Destiny Carriers

Here’s an unpopular opinion for an industry that loves to talk about “self made” everything: you didn’t get here alone, and the people pretending they did are either lying or forgot to thank someone.

I want to introduce you to a concept I call destiny carriers. Not mentors. Not sponsors. Not those LinkedIn “I built this from nothing” characters who conveniently leave out the cousin who got them the first client. A destiny carrier is someone who sees a version of you that you haven’t met yet, and for reasons they can’t fully explain either, decides to carry it until you can hold it yourself.

I met mine at a social gathering, and if you’d told me that night he’d end up shaping the trajectory of my entire career, I would have laughed you out of the room.

Let’s rewind. I announced publicly that I was venturing into corporate MCing with the confidence of a man who had absolutely no business being that confident.
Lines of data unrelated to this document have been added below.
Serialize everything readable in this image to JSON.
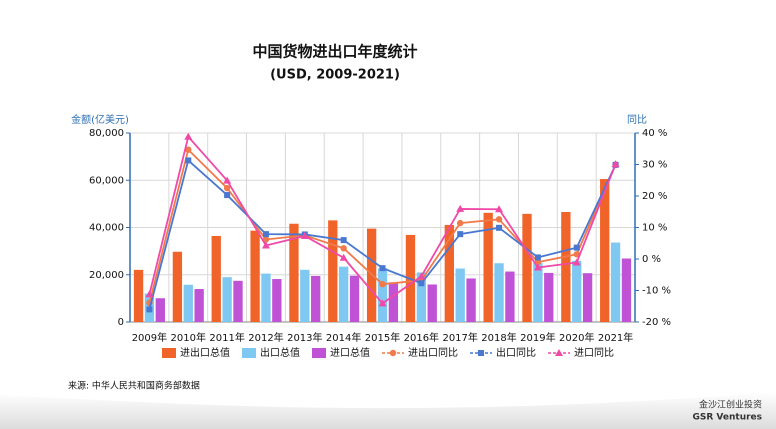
{
  "chart_data": {
    "type": "bar",
    "title": "中国货物进出口年度统计",
    "subtitle": "(USD, 2009-2021)",
    "ylabel": "金额(亿美元)",
    "y2label": "同比",
    "categories": [
      "2009年",
      "2010年",
      "2011年",
      "2012年",
      "2013年",
      "2014年",
      "2015年",
      "2016年",
      "2017年",
      "2018年",
      "2019年",
      "2020年",
      "2021年"
    ],
    "series": [
      {
        "name": "进出口总值",
        "color": "#f0642a",
        "values": [
          22075,
          29740,
          36419,
          38671,
          41590,
          43015,
          39530,
          36856,
          41071,
          46224,
          45779,
          46559,
          60515
        ]
      },
      {
        "name": "出口总值",
        "color": "#7ec8f2",
        "values": [
          12016,
          15778,
          18984,
          20487,
          22090,
          23423,
          22735,
          20976,
          22633,
          24867,
          24995,
          25900,
          33630
        ]
      },
      {
        "name": "进口总值",
        "color": "#c052d6",
        "values": [
          10059,
          13962,
          17435,
          18184,
          19500,
          19592,
          16796,
          15879,
          18438,
          21357,
          20784,
          20660,
          26875
        ]
      },
      {
        "name": "进出口同比",
        "type": "line",
        "marker": "circle",
        "axis": "y2",
        "color": "#f07a4a",
        "values": [
          -13.9,
          34.7,
          22.5,
          6.2,
          7.5,
          3.4,
          -8.0,
          -6.8,
          11.4,
          12.6,
          -1.0,
          1.5,
          29.9
        ]
      },
      {
        "name": "出口同比",
        "type": "line",
        "marker": "square",
        "axis": "y2",
        "color": "#4a78d0",
        "values": [
          -16.0,
          31.3,
          20.3,
          7.9,
          7.8,
          6.0,
          -2.9,
          -7.7,
          7.9,
          9.9,
          0.5,
          3.6,
          29.9
        ]
      },
      {
        "name": "进口同比",
        "type": "line",
        "marker": "triangle",
        "axis": "y2",
        "color": "#f04aa8",
        "values": [
          -11.2,
          38.8,
          24.9,
          4.3,
          7.3,
          0.4,
          -14.1,
          -5.5,
          15.9,
          15.8,
          -2.7,
          -1.1,
          30.1
        ]
      }
    ],
    "ylim": [
      0,
      80000
    ],
    "yticks": [
      {
        "value": 0,
        "label": "0"
      },
      {
        "value": 20000,
        "label": "20,000"
      },
      {
        "value": 40000,
        "label": "40,000"
      },
      {
        "value": 60000,
        "label": "60,000"
      },
      {
        "value": 80000,
        "label": "80,000"
      }
    ],
    "y2lim": [
      -20,
      40
    ],
    "y2ticks": [
      {
        "value": -20,
        "label": "-20 %"
      },
      {
        "value": -10,
        "label": "-10 %"
      },
      {
        "value": 0,
        "label": "0 %"
      },
      {
        "value": 10,
        "label": "10 %"
      },
      {
        "value": 20,
        "label": "20 %"
      },
      {
        "value": 30,
        "label": "30 %"
      },
      {
        "value": 40,
        "label": "40 %"
      }
    ],
    "grid": true,
    "legend": "bottom"
  },
  "source": "来源: 中华人民共和国商务部数据",
  "brand": {
    "name_cn": "金沙江创业投资",
    "name_en": "GSR Ventures"
  }
}
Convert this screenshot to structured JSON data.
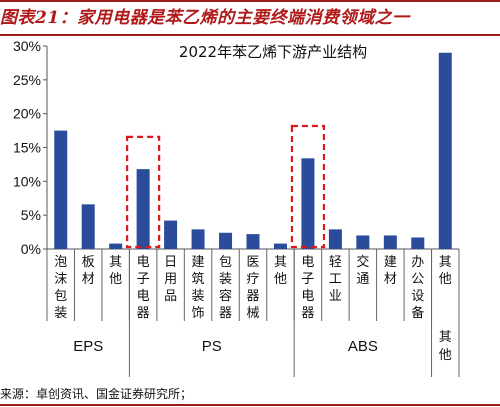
{
  "header": {
    "figure_label": "图表21：",
    "title": "家用电器是苯乙烯的主要终端消费领域之一"
  },
  "source": "来源：卓创资讯、国金证券研究所；",
  "colors": {
    "bar": "#2b4c9b",
    "highlight_box": "#d9191c",
    "header_text": "#b01a1a",
    "rule": "#9d1b1b"
  },
  "chart_data": {
    "type": "bar",
    "title": "2022年苯乙烯下游产业结构",
    "ylim": [
      0,
      30
    ],
    "yticks": [
      "0%",
      "5%",
      "10%",
      "15%",
      "20%",
      "25%",
      "30%"
    ],
    "grid": false,
    "legend": "none",
    "categories": [
      "泡沫包装",
      "板材",
      "其他",
      "电子电器",
      "日用品",
      "建筑装饰",
      "包装容器",
      "医疗器械",
      "其他",
      "电子电器",
      "轻工业",
      "交通",
      "建材",
      "办公设备",
      "其他"
    ],
    "values": [
      17.5,
      6.6,
      0.8,
      11.8,
      4.2,
      2.9,
      2.4,
      2.2,
      0.8,
      13.4,
      2.9,
      2.0,
      2.0,
      1.7,
      29.0
    ],
    "groups": [
      {
        "label": "EPS",
        "count": 3
      },
      {
        "label": "PS",
        "count": 6
      },
      {
        "label": "ABS",
        "count": 5
      },
      {
        "label": "其他",
        "count": 1
      }
    ],
    "highlighted": [
      3,
      9
    ]
  }
}
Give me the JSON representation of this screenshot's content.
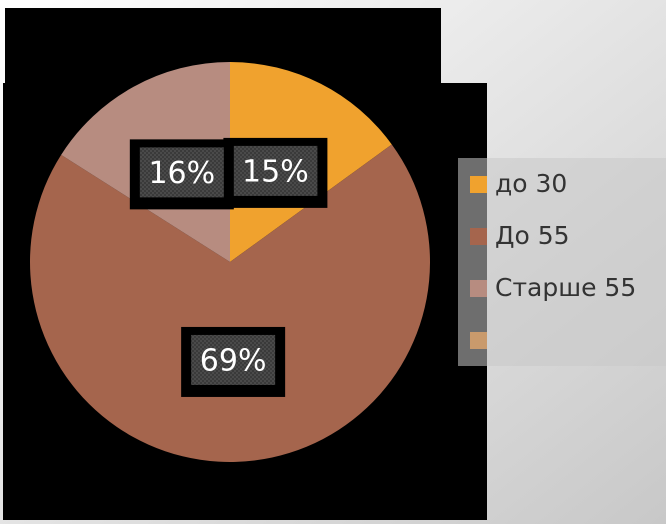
{
  "chart_data": {
    "type": "pie",
    "categories": [
      "до 30",
      "До 55",
      "Старше 55",
      null
    ],
    "values": [
      15,
      69,
      16,
      null
    ],
    "value_labels": [
      "15%",
      "69%",
      "16%",
      null
    ],
    "colors": [
      "#f0a22e",
      "#a5654d",
      "#b78c80",
      "#c99a6c"
    ],
    "legend": "right"
  }
}
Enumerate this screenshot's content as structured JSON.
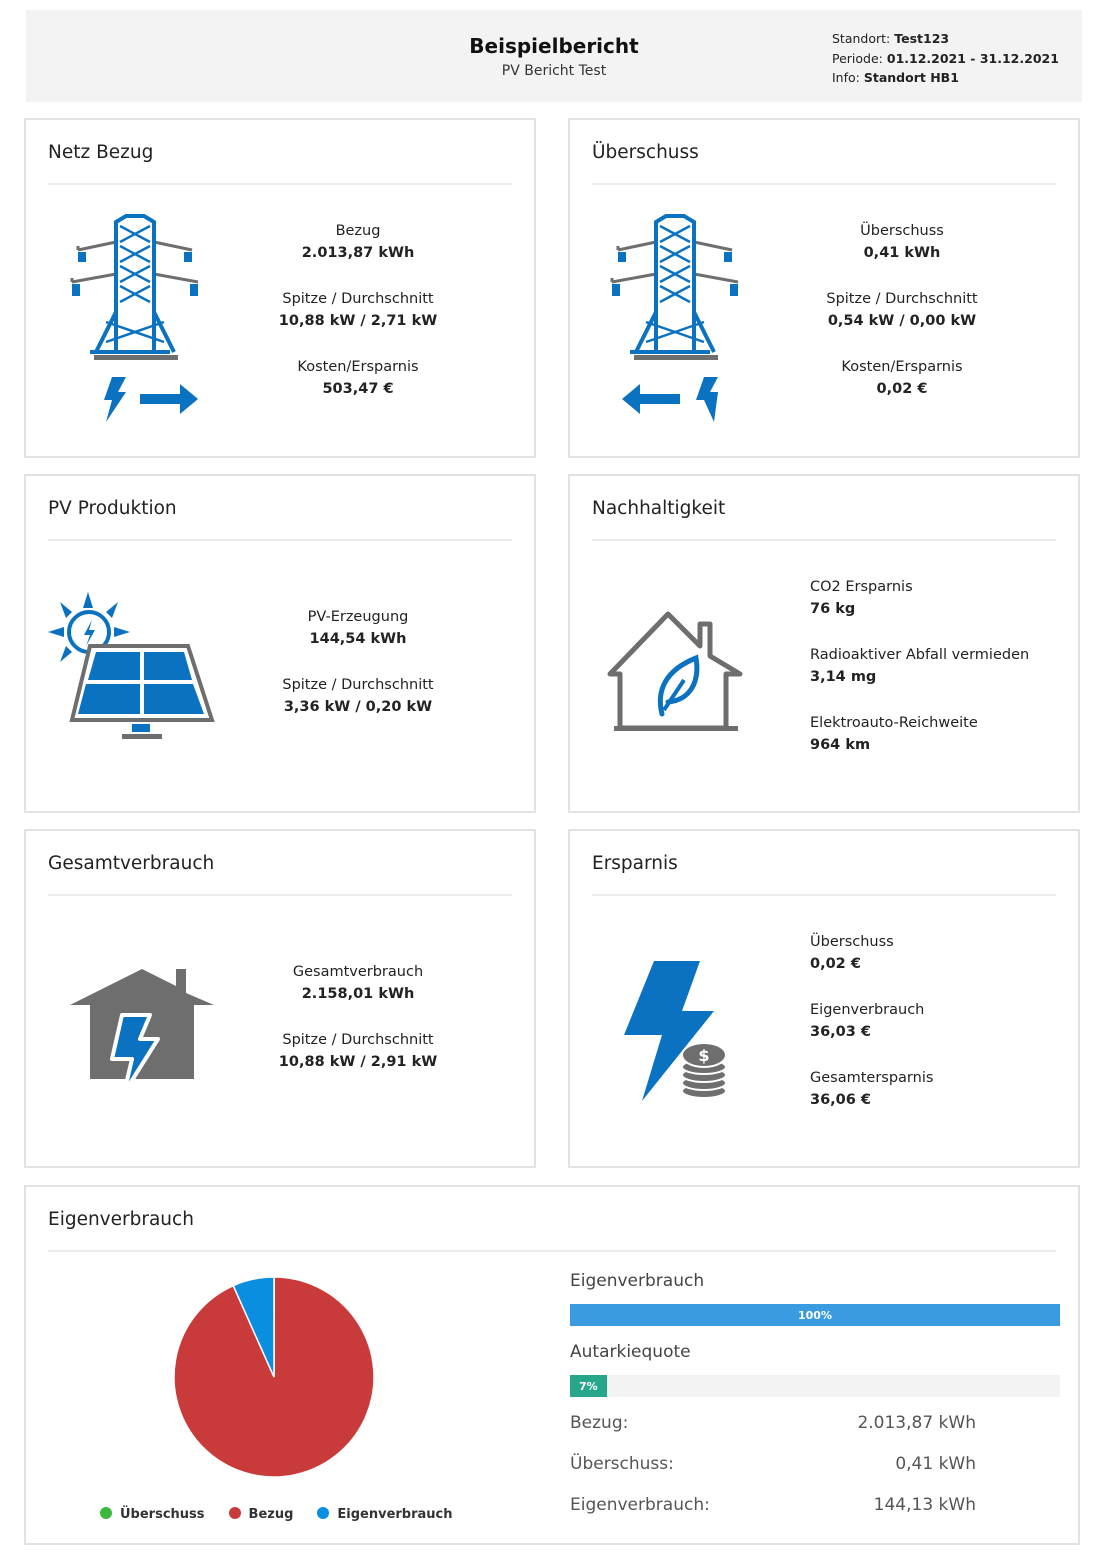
{
  "header": {
    "title": "Beispielbericht",
    "subtitle": "PV Bericht Test",
    "meta": [
      {
        "label": "Standort:",
        "value": "Test123"
      },
      {
        "label": "Periode:",
        "value": "01.12.2021 - 31.12.2021"
      },
      {
        "label": "Info:",
        "value": "Standort HB1"
      }
    ]
  },
  "colors": {
    "blue": "#0a72c0",
    "gray": "#6e6e6e",
    "pie_bezug": "#c93a3a",
    "pie_eigen": "#0a8ee0",
    "pie_ueberschuss": "#3cb93c",
    "bar_blue": "#3a9be0",
    "bar_teal": "#26a68a"
  },
  "cards": {
    "netz": {
      "title": "Netz Bezug",
      "icon": "power-pylon-import-icon",
      "stats": [
        {
          "label": "Bezug",
          "value": "2.013,87 kWh"
        },
        {
          "label": "Spitze / Durchschnitt",
          "value": "10,88 kW / 2,71 kW"
        },
        {
          "label": "Kosten/Ersparnis",
          "value": "503,47 €"
        }
      ]
    },
    "ueberschuss": {
      "title": "Überschuss",
      "icon": "power-pylon-export-icon",
      "stats": [
        {
          "label": "Überschuss",
          "value": "0,41 kWh"
        },
        {
          "label": "Spitze / Durchschnitt",
          "value": "0,54 kW / 0,00 kW"
        },
        {
          "label": "Kosten/Ersparnis",
          "value": "0,02 €"
        }
      ]
    },
    "pv": {
      "title": "PV Produktion",
      "icon": "solar-panel-icon",
      "stats": [
        {
          "label": "PV-Erzeugung",
          "value": "144,54 kWh"
        },
        {
          "label": "Spitze / Durchschnitt",
          "value": "3,36 kW / 0,20 kW"
        }
      ]
    },
    "nachhaltigkeit": {
      "title": "Nachhaltigkeit",
      "icon": "eco-house-icon",
      "stats": [
        {
          "label": "CO2 Ersparnis",
          "value": "76 kg"
        },
        {
          "label": "Radioaktiver Abfall vermieden",
          "value": "3,14 mg"
        },
        {
          "label": "Elektroauto-Reichweite",
          "value": "964 km"
        }
      ]
    },
    "gesamt": {
      "title": "Gesamtverbrauch",
      "icon": "house-lightning-icon",
      "stats": [
        {
          "label": "Gesamtverbrauch",
          "value": "2.158,01 kWh"
        },
        {
          "label": "Spitze / Durchschnitt",
          "value": "10,88 kW / 2,91 kW"
        }
      ]
    },
    "ersparnis": {
      "title": "Ersparnis",
      "icon": "lightning-coins-icon",
      "stats": [
        {
          "label": "Überschuss",
          "value": "0,02 €"
        },
        {
          "label": "Eigenverbrauch",
          "value": "36,03 €"
        },
        {
          "label": "Gesamtersparnis",
          "value": "36,06 €"
        }
      ]
    }
  },
  "eigenverbrauch": {
    "title": "Eigenverbrauch",
    "chart_data": {
      "type": "pie",
      "series": [
        {
          "name": "Überschuss",
          "value": 0.41,
          "color": "#3cb93c"
        },
        {
          "name": "Bezug",
          "value": 2013.87,
          "color": "#c93a3a"
        },
        {
          "name": "Eigenverbrauch",
          "value": 144.13,
          "color": "#0a8ee0"
        }
      ],
      "legend": "bottom"
    },
    "bars": [
      {
        "label": "Eigenverbrauch",
        "percent": 100,
        "text": "100%"
      },
      {
        "label": "Autarkiequote",
        "percent": 7,
        "text": "7%"
      }
    ],
    "rows": [
      {
        "label": "Bezug:",
        "value": "2.013,87 kWh"
      },
      {
        "label": "Überschuss:",
        "value": "0,41 kWh"
      },
      {
        "label": "Eigenverbrauch:",
        "value": "144,13 kWh"
      }
    ]
  }
}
Armed with undergraduate degree in Chemistry, an irrelevant work experience to the industry and hosting experience so short it barely qualified as a paragraph, let alone a portfolio. No godfather in an industry stacked with journalists, comedians and creative influencers who’d been building their names since before I knew what a lapel mic was. Bold? Sure. Reckless is probably closer to the truth. I walked into a room I hadn’t been invited to and started talking like I owned the place.

So there I was at this gathering, and I spot a guy I half recognized from Instagram. Tall, bubbly, the kind of energetic that makes you wonder when exactly he sleeps, because 90% of his feed was reels and memes and the remaining 10% was him quietly being serious about work. We struck up small talk. Thirty minutes later we were still at it, because apparently small talk does pay, contrary Nyashinski’s belief

We parted ways without exchanging contacts. Obviously. You don’t ask a stranger for their number at a social gathering unless you’re trying to get slapped or misunderstood, possibly both. The next day, he messaged me on Instagram to check that I’d gotten home safely. Then, somehow, work came up.

I still don’t fully know why he cared.

A few weeks later we bumped into each other again and he called me out, properly called me out, for not amplifying what I did online. He talked at me for what felt like a TED talk’s worth of unsolicited conviction, and the entire time I kept thinking: why does what I do matter so much to this stranger? I didn’t have an answer then. I’m not sure I have a complete one now. I asked for a proper sit down. He didn’t hesitate. Booked the date, booked the venue, his club, on the spot, like he’d been waiting for me to ask.

When we met, he didn’t do the thing mentors do where they speak slightly down to you, dressed up as wisdom. He spoke to me like a peer. Like someone who’d already seen the thing I hadn’t found yet. He stood me by a clear glass wall overlooking Westlands and said something I have never been able to shake: “There are companies in Westlands and beyond who desperately need your services, you just need to learn how to speak their language.”

That was it. That was the whole pitch. No certificate. No formal mentorship agreement. Just a man, a view, and a sentence that rearranged my entire sense of what was possible.

His name is Bright Gameli Mawudor, PhD , and from that conversation onward, he tracked my hosting journey like he had something personally at stake in it. Every event. Every new company willing to hand me their stage. He kept count when I’d stopped bothering to.

Fast forward to a SACCO CEOs forum in Mombasa. I’m standing there as the official MC for a week long conference, and there he is, one of the speakers on the agenda. Full circle doesn’t even cover it. The man who once told me a stranger should believe in my potential was now sitting in the audience I was commanding, because he’d decided years earlier that this was where I belonged.

140 plus events later, we’re still in each other’s orbit, now building a cybersecurity summit together this August, something he’s dreamed about for years and I get to co-host like it’s the most natural thing in the world.

I don’t know what made a stranger decide my potential was worth carrying. I’m not sure I’m supposed to know. What I do know is that I wouldn’t be writing this newsletter, wouldn’t have stood on those 140 plus stages, wouldn’t be a corporate MC at all in any version of this story that doesn’t have him in it.

So here’s what I want to leave you with,Have you had a destiny carrier? Someone who saw something in you before you saw it yourself, who tracked your growth like it was their business when it absolutely wasn’t. And if you have. Have you told them?

Not a vague “grateful for the people who believed in me” caption. Told them.

Bright Gameli Mawudor, PhD – Thank You!